Ils étaient accompagnés des jeunes garçons habillés en tenue civile et qui parlaient la langue Tchokwé.
Quand ils ont commencé à maltraiter les Congolais en les fouettant et en ravissant leurs biens, un groupe de Congolais s’est opposé avec des machettes, des bêches et des bâtons.
La police a ouvert le feu, il y a eu six morts sur le champ par balles et des blessés graves qui ont été abandonnés. Huit des blessés sont morts de l’hémorragie »,
explique René Tshibangu Kabongo, le chargé d’identification du comité des Congolais vivant en Angola basé à Dundo, capitale provinciale de Lunda Norte.

Depuis le mois d’avril, des centaines de Congolais vivant en Angola sont embarqués dans des camions Kamaz et reconduits à la frontière de Kamako par la police angolaise dans des conditions humanitaires “intenables”, affirme Musua Kapinga, administrateur assistant du territoire de Kamako.

« Les Angolais déversent des centaines de Congolais dans des conditions inhumaines.
Ils les sortent sans habits ni argent. Faute de camp d’hébergement ici (Kamako), je n’ai pas les chiffres exacts, mais ils sont nombreux qui arrivent dans ces conditions depuis plusieurs mois. Nous ne savons pas les raisons que nos frères angolais évoquent pour maltraiter nos compatriotes », ajoute Musua Kapinga qui révèle que les Angolais ont initié l’opération « Opesi mbwa aboyi »
(tu donnes au chien il refuse) qui consiste à rechercher les Congolais partout où ils se trouvent sur le territoire angolais et les refouler.

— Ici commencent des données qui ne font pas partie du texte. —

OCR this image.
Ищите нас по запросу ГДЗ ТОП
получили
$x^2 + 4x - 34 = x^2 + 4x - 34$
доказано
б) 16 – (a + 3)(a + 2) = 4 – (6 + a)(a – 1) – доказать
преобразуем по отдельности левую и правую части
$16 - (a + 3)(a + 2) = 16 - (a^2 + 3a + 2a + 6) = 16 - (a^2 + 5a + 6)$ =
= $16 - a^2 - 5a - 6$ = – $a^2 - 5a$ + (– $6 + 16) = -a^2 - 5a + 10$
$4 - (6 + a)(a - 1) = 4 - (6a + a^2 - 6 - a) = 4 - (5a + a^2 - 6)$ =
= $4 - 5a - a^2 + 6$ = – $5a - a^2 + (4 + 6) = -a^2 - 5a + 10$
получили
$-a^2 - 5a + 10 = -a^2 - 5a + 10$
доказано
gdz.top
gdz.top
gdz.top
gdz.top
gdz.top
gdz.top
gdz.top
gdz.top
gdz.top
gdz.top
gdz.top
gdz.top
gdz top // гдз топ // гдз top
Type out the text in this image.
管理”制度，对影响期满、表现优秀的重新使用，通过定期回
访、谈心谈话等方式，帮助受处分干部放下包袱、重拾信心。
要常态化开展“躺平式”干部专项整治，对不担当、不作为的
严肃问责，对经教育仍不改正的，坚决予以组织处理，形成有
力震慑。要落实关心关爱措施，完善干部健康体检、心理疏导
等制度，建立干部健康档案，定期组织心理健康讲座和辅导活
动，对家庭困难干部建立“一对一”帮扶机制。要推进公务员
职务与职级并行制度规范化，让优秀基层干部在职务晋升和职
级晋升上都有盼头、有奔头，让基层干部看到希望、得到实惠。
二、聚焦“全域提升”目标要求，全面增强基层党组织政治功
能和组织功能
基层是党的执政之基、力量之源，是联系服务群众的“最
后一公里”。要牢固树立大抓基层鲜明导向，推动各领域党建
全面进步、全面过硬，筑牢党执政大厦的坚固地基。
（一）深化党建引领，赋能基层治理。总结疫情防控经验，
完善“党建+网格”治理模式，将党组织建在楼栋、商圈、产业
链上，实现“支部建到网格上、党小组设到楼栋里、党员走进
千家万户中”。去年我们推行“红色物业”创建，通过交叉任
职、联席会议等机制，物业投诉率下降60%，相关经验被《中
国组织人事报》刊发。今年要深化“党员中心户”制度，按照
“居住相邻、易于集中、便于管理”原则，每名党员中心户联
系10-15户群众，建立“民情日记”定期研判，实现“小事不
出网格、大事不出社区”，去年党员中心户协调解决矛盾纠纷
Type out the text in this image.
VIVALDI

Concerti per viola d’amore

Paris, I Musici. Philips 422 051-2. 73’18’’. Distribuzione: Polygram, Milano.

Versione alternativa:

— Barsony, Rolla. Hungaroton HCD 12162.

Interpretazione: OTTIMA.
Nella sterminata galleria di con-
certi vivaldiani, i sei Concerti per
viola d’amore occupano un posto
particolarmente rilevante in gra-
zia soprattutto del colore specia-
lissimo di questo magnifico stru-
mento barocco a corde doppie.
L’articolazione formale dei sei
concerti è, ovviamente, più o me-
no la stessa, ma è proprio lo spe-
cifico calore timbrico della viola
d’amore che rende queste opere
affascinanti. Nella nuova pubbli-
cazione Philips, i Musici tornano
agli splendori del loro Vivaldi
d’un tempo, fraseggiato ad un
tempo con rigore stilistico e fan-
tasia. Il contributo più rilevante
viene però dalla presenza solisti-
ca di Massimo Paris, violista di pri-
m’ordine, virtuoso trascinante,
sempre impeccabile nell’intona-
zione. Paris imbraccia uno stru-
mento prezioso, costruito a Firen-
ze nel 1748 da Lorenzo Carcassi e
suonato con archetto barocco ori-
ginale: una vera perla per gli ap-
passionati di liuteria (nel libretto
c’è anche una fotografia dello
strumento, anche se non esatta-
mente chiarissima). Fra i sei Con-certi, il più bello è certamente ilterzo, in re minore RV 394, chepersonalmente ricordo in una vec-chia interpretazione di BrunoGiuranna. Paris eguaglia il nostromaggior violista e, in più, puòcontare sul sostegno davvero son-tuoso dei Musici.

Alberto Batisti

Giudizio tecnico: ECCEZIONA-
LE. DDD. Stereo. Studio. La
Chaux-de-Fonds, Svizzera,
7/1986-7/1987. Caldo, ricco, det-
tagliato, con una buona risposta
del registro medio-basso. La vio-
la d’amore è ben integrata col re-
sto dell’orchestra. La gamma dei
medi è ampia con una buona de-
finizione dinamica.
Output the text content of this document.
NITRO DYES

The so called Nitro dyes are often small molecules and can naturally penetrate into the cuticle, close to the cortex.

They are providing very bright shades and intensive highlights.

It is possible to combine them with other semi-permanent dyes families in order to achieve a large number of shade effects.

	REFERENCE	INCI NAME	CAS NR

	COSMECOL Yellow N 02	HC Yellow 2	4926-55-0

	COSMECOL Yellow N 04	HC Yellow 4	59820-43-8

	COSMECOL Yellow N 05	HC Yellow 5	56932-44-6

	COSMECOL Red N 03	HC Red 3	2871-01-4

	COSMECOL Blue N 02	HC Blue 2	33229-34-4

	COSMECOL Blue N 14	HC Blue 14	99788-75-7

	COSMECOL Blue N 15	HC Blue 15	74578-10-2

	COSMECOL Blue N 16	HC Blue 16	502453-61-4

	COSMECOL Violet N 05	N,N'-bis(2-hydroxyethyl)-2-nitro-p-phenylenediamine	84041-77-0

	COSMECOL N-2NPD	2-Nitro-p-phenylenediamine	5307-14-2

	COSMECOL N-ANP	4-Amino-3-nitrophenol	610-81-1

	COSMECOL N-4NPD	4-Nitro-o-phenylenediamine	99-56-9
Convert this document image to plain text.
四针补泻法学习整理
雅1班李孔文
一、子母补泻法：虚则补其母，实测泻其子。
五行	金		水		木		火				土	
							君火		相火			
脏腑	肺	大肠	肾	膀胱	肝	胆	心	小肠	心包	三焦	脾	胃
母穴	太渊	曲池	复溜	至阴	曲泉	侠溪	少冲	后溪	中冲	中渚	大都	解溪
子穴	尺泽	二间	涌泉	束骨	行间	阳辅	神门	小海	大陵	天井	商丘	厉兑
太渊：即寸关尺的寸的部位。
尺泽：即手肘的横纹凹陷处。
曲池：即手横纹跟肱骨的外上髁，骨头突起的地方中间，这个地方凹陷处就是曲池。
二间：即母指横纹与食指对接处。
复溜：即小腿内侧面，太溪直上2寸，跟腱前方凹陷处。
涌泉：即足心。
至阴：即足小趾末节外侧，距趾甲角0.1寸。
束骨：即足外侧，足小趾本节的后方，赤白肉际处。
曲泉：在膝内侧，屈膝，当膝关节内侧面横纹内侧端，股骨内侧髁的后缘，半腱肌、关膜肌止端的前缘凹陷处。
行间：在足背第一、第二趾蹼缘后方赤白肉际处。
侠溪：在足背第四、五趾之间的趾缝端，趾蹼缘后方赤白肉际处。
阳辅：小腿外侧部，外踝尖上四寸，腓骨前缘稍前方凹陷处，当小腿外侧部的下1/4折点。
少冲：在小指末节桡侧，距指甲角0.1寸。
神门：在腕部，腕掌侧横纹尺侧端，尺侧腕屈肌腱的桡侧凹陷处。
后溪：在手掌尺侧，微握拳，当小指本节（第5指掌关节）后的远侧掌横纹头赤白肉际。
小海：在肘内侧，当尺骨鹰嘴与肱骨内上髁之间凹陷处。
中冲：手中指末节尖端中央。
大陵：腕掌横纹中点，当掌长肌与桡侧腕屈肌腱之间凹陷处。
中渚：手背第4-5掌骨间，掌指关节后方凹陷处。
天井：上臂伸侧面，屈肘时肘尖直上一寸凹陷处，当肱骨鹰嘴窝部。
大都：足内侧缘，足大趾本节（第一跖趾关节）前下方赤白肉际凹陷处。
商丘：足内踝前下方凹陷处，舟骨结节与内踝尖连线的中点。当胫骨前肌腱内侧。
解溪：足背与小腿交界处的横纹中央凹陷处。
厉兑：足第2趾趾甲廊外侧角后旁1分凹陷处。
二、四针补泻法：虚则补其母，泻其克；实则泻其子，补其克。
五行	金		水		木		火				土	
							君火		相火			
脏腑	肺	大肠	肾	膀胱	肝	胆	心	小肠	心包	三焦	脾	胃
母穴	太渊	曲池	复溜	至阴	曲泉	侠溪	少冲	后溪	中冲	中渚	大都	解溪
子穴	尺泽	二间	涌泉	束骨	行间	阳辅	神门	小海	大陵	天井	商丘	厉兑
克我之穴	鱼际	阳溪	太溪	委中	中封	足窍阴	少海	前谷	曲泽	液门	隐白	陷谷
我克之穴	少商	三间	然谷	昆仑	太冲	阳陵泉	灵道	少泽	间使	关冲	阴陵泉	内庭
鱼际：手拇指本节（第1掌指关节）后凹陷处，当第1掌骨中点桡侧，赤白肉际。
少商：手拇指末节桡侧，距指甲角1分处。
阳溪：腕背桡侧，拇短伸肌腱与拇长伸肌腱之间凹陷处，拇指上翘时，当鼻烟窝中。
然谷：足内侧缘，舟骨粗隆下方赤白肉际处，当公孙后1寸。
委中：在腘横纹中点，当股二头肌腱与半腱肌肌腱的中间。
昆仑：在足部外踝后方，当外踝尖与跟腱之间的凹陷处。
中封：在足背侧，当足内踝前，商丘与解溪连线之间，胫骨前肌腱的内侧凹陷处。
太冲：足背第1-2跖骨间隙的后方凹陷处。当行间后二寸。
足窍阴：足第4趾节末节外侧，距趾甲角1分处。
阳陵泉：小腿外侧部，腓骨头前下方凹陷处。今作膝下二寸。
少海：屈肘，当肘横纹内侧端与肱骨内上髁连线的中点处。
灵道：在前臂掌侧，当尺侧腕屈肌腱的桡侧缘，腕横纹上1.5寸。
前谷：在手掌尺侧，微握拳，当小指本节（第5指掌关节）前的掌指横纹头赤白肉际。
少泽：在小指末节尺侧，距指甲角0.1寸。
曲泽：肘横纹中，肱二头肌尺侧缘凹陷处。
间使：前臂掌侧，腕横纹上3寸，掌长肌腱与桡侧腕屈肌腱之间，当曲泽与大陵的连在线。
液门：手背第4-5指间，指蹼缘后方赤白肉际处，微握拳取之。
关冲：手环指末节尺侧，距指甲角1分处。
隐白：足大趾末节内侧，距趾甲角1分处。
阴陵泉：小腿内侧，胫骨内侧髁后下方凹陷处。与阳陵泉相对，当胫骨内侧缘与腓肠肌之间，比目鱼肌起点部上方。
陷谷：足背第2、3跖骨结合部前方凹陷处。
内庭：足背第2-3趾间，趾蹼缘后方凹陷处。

« Le refoulement se fait avec beaucoup de brutalité de la part des forces angolaises. Des morts il y en a peut être plus de 14. Mais je n’ai pas de précision car ça se passe à l’intérieur de l’Angola « , a t-il dit.

Cette information est confirmée par Jean Kambamba, chef d’antenne du programme de l’hygiène aux frontières en poste à Kamako au Kasaï (RDC).
« Les policiers angolais qui convoient les camions à bord desquels les refoulés sont embarqués nous ont donné la même information mais ils disent que les congolais ont attaqué les Tchokwé d’Angola et qu’il y a eu mort de part et d’autre sans nous donner les chiffres », a t-il dit.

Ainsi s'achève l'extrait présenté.